I think we might be better with two consistently behaving float classes: proper Python floats with no inf or nan, just exceptions; and ieee floats, similar to Decimals, with as complete implementation of the ieee standard as possible, including various nan types and access to FPU flags. What we have now is a compromise that I doubt is truly satisfactory to anyone.

> I think we might be better with two consistently behaving float classes

That sounds a bit extreme.  Personally, I'd look for a solution involving only one float class and a "with float.nonstopmode: ..." setting under which we get infinities and nans as prescribed by IEEE 754;  the default would be to produce exceptions in places where IEEE 754 would signal a floating-point exception (any of divide-by-zero, overflow or invalid-operation, but not for inexact or underflow).  This is definitely PEP territory, though;  and someone needs to undertake to implement it, which is distinctly nontrivial.

For this issue, I'd avoid making any small changes to current behaviour without having at least a clear vision set out of where we want to end up.
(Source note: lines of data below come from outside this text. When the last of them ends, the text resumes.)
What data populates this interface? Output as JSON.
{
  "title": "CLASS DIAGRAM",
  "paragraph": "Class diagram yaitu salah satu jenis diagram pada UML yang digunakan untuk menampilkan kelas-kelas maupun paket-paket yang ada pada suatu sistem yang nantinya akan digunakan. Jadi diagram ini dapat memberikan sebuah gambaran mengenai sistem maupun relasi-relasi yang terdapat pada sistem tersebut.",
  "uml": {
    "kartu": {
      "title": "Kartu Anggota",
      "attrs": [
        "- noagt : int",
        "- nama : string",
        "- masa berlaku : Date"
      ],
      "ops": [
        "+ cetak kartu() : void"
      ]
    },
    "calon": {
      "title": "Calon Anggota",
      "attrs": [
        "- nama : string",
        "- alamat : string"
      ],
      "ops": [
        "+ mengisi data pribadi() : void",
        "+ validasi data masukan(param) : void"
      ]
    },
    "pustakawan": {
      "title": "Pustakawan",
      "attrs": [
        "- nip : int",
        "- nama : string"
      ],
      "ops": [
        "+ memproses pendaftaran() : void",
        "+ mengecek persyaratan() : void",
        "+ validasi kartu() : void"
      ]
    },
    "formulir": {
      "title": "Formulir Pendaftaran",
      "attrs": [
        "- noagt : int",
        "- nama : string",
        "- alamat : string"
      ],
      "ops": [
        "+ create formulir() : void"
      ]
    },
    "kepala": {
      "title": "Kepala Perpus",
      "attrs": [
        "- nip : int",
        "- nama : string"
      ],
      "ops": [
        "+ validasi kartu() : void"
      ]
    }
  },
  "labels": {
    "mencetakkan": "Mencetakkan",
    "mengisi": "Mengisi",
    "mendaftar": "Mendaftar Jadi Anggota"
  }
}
I would prefer one type too, if it can be done gracefully enough. I had thought of a set-mode function (method), but anticipate objection to such modal action-at-distance behavior. A context manager, which I had not thought of, somewhat alleviates that objection, though not entirely. If code written in try-except manner is imported and run under the context manager, it might or might not work. My toy example would, in that the final array might contain Nans rather than Nones, which would be all right since the user would anticipate that, having asked for that. But if the imported code used exceptions to switch algorithms, switching from exceptions to inf/nan might not work so well.

Consistently replacing 'return inf/nan' and 'raise FPException' (where appropriate) with "if flag: return inf/nam; else: raise FPException" seems not too difficult ;-). But yes, a PEP rather than more piecemeal changes.

Exception message fixed in revision dab7d6f33b87

With that fixed, I am inclined to close this.

> With that fixed, I am inclined to close this.

Agreed.  I'll try to find some time for a PEP at some point in the next few weeks.

> I had thought of a set-mode function (method), but anticipate objection
> to such modal action-at-distance behavior.

Yes;  I'm not a big fan of global state[*] either in general, but there aren't many other good options:  specifying the mode to each operation individually would be painful and prevent natural use of infix operators, generally making code more unreadable.  There *would* need to be some kind of set-mode function (or perhaps writable sys module attribute) as you suggest, but the context manager could be promoted as the recommended way to change the state in a manner that's reasonably safe and explicit.


[*] We'd want it to be thread-local rather than global, of course.